La piedra escondida
Ayer me levanté de nuevo rodeado de
caos. Igual que dos semanas atrás, y que hace dos años. En realidad creo que
esa sensación ha vivido dentro de mí desde que me regalaron el primer juego de
construcción. Sus piezas grandes y de llamativos colores terminaban
desparramadas por cualquier rincón del cuarto, y rara era la ocasión en la que no
acababa echando en falta un arco apuntado o el tejadillo de algún torreón.
Aquel construible se ha transformado
en una mesa de estudio invadida por un ejército de folios, un ordenador moteado
por miles de partículas de polvo, libros tachonados con toda una amalgama de
anotaciones en los márgenes y una papelera que vomita un montón de pelotas arrugadas
procedentes de una vieja impresora.
Me asquea tanto desorden. La pila de
objetos inservibles engorda cada día, sin que ninguna historia repose tranquila,
con sus personajes liberados del conflicto que ya desde las primeras líneas de
la primera página, se esfuerzan por gritar a viva voz.
Ayer, de madrugada, después de pasar
de puntillas por este paisaje desolador, decidí despejarme y salir a caminar
por la playa. El cielo reposaba oscuro en el horizonte y el mar moría en una
línea aún invisible. La tierra se deshacía bajo mis pies, dejando su rastro en el
borde de mis tobillos. Paseé durante horas, abrazando el viento de poniente,
hasta que el cielo enrojeció a lo lejos y el sol clareó las ondas de espuma que
quedaban varadas en la orilla.
Entonces la vi. Coronaba un
montículo de piedras grises que parecían cimientos deshechos de algún derrumbe
provocado. A diferencia de ellas, estaba vestida de blanco roto, y un conjunto
de cintas ribeteadas en rosa la envolvían cayendo laxas alrededor de su cuerpo.

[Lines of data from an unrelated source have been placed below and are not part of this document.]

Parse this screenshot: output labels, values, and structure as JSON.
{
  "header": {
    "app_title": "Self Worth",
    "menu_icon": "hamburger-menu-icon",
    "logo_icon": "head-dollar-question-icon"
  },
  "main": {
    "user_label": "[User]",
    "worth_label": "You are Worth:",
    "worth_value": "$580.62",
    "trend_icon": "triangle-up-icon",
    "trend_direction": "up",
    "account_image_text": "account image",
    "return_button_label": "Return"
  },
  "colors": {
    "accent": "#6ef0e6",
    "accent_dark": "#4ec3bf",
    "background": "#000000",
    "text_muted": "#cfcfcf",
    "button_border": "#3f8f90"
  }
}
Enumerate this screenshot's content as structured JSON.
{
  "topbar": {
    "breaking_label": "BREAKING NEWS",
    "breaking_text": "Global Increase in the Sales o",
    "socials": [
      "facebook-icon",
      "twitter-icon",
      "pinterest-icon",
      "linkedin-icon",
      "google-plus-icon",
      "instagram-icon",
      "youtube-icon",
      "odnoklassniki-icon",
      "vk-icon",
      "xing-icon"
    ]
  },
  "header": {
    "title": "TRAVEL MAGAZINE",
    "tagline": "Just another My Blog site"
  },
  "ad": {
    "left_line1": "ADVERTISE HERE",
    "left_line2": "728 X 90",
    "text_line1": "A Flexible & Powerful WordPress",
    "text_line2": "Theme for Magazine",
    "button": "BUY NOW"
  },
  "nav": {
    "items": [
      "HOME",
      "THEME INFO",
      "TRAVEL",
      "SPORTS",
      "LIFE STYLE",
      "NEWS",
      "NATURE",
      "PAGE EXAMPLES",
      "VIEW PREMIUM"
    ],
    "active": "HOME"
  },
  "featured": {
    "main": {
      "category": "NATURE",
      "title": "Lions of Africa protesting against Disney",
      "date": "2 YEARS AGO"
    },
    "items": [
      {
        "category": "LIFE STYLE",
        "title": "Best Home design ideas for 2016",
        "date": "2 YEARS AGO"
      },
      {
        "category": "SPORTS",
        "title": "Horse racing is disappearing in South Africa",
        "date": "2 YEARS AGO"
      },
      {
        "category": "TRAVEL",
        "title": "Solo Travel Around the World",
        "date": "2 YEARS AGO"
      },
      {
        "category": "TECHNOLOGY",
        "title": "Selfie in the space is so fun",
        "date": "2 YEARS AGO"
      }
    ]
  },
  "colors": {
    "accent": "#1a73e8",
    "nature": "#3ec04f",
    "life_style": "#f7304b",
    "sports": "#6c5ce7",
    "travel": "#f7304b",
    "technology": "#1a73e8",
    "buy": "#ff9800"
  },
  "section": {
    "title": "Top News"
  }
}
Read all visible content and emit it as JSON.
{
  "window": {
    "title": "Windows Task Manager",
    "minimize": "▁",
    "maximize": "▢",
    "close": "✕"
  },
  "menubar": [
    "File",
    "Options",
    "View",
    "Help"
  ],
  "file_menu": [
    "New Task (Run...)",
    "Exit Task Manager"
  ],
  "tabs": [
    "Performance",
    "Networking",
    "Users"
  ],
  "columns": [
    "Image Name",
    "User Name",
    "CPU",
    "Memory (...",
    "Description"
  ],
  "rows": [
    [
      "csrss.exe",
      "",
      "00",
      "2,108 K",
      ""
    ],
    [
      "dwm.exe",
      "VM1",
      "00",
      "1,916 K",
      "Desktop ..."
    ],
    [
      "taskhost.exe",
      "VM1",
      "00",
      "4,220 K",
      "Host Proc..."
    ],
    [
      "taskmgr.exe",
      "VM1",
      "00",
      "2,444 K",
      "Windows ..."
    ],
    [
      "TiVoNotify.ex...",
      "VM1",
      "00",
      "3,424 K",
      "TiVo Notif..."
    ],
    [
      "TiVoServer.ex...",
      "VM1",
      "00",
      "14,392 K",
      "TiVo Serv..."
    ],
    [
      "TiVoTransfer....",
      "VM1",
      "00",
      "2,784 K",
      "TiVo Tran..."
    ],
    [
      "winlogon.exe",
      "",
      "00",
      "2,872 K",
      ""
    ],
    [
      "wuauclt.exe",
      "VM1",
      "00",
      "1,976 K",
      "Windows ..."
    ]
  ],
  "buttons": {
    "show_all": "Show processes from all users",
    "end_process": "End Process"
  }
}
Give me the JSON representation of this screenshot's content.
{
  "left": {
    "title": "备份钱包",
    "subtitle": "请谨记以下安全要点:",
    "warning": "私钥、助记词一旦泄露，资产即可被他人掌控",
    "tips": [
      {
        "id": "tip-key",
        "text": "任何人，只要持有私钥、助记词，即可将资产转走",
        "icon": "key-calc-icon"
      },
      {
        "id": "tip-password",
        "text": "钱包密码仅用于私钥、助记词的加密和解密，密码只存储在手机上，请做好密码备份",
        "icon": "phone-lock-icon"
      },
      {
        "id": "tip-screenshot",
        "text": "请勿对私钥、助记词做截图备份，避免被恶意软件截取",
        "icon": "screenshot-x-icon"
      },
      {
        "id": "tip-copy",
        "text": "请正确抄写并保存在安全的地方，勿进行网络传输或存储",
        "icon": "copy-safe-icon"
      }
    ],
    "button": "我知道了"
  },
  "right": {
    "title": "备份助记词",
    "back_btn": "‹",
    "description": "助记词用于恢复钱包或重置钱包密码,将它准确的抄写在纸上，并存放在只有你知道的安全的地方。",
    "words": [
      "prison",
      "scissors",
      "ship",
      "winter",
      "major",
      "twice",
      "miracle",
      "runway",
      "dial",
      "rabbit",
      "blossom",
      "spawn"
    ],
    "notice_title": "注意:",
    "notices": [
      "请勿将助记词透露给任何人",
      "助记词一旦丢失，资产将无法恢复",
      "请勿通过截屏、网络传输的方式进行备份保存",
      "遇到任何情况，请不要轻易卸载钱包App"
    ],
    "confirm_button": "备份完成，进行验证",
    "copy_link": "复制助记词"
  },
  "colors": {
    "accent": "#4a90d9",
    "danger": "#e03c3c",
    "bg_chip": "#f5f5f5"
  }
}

Quedé maravillado. Me acerqué expectante y la sostuve entre mis manos. Era
suave. La alcé y la luz rebotó en todos sus ángulos. Sus ojos brillaron. Miles
de destellos que me seducían mientras giraba lentamente su torso. Acerqué mis
labios y la besé. Ella me sonrió. Su piel respiraba el aroma del mar, y la sal prendía
de sus cabellos. Pero me asusté, y la posé sobre el montículo de piedras. Fue
una acción inmediata. Hecha sin pensar. Aprendida desde niño, desde que
pusieron en mis manos aquel construible de múltiples colores. Entonces una ola la
golpeó y su figura se nubló bajo la fuerza de miles de gotas saladas.
Desapareció.
Esta noche no he dormido, preguntándome
por qué lo he hecho. Por qué la he abandonado bajo la sombra velada del mar. He
pensado que me hubiese gustado tenerla junto a mí, sobre la mesa del
escritorio. Protegiendo el borrador de alguno de mis relatos. Cuidando de los
caminos aún por recorrer de sus inquietos personajes.
Seguramente habrá quedado atrapada
para siempre en el lecho marino, o a lo mejor habrá escapado, y estará
calentándose en lo alto de una duna de arena blanca. Quizás sí. Me he levantado
a toda prisa pensando en encontrarla y he caminado durante horas. Descalzo.
Como un sonámbulo. Mirando entre las sombras y a través de los murmullos de la
espuma al retirarse. Nada. Finalmente me he sentado, entre el desierto de dunas
y el mar, con la mirada perdida, y unas lágrimas de sal colgando en mis ojos. El
sol me ha quemado y ha caído sobre mí como una plancha de acero.
Hace tan solo unas horas que he
decidido marcharme, arrastrando las piernas, con los hombros hundidos, camino
del caos de mi cuarto. Entonces ha aparecido. De nuevo en lo alto de un
montículo de piedras grises.
He corrido hacia ella. Pero me he
parado. Apenas un segundo, un parpadeo, una duda insignificante. Sí. Lo suficiente
para perderla de vista. Otro golpe de mar la ha hecho desaparecer. Las piedras
han chocado unas con otras, cantando a coro. Una voz clara se ha elevado por
encima del resto. Me he quedado inmóvil, esperando la ola en retirada. Todo se
ha despejado, como un mar de nubes al abrirse, y me he lanzado hasta cogerla en
mi mano. Su tacto me ha calentado, ha rellenado cada recoveco de mi piel.
Mi escritorio se asoma a través de
un ventanal al sol del atardecer. Lo primero que iluminan los rayos es su
figura elegante. Los personajes de mis cuentos encontrarán el descanso que
merecen. Pienso en mi juego de construcción. Sus piezas están ensambladas y todas
respiran en perfecta armonía, con las almenas y los tejados rojos apuntando al
cielo. Hoy dormiré tranquilo, sabiendo que ella me vigila.